When I started a blog about Northwestern sports in 2009, I found something strange: readers. There were thousands of people who wanted daily updates on the Northwestern Wildcats. And all of them loved Pat Fitzgerald. Before Fitzgerald, the classic Northwestern snob insisted on a joking ignorance of all things sports. But Fitzgerald molded a new version of Northwestern-ness, one in which athletic excellence was another way of being better-than. Fitzgerald told recruits that coming to Northwestern was a “40-year decision” instead of a “four-year decision,” that playing for another school might allow them to win football games, but that Northwestern would set them up for life. Northwesterners have a smug tendency to believe that they’re better than everybody else—and Fitzgerald’s vision for the program all but confirmed that.
Yet there were signs that Fitzgerald was not, in fact, the best of Northwestern. His football strategy—and his opinions about just about everything, such as cellphones—were stuck decades in the past. He told critics of his struggling football team that his email address was “Hashtag I Don’t Care.” He seemed totally unwilling to change his strategy or his staff, keeping underperforming assistants around for years too long.
In 2014, Northwestern players attempted to unionize, which would have been a huge, historic move for college athlete rights; Fitzgerald squashed it. (A union might have addressed workplace protection for player-employees, and might have made it easier to put a stop to hazing years ago.) And in recent years, the Wildcats had struggled on the field, going 14-31 in the last four seasons, after averaging nine wins a season in the four years before that. They bottomed out in 2022 with a 1-11 record, the worst season since a winless 1989 campaign.
Perhaps it is crass to note the connection between Northwestern’s poor on-field performance and the hazing scandal—but I don’t think it’s coincidental. In the past few days, we have heard players resurface decade-old stories of shame and humiliation. But in many cases, it was suffered in service of a winning program built on righteousness and success by the only man who could lead Northwestern’s program to greatness. The players who were wronged felt they were the ones who had failed and needed to fit in. It wasn’t degradation—it was Good Clean American Fun.
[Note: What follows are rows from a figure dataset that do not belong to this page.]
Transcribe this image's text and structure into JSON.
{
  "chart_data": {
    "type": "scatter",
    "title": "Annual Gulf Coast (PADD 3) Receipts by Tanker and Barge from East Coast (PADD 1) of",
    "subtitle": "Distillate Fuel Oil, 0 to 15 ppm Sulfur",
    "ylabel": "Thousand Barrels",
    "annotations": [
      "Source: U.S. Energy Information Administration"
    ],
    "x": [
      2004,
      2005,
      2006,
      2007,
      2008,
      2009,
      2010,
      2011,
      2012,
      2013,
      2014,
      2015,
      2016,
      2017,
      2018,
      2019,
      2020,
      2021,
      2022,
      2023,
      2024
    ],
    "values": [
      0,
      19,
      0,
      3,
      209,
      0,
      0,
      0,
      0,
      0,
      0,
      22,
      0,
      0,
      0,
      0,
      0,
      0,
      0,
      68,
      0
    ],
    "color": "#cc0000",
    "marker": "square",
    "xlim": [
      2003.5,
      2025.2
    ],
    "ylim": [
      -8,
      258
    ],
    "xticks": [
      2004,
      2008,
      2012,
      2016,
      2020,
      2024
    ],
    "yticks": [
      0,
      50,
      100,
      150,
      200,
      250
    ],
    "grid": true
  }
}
Fitzgerald set out an idealistic vision for Northwestern football, and so much of it was true. His story was real. For a long time, the wins were there. Surely, the stories that many of his former players are now telling about how Fitzgerald changed their lives for the better are true. But almost-idealism can be the most hurtful type.
College football is filled with obvious snakes and grifters who want nothing more from players than their athletic talent, but Fitzgerald told his players and fans that Northwestern was different. What must it have felt like for players who bought in, only to wind up scarred?
The quickness of Fitzgerald’s fall is the stunning part—but the dream of a program where a team wins by doing things the right way is incompatible with the reality of one where hazing happened for 15-plus years. And buildings can collapse awfully quickly if their foundations were flimsy all along.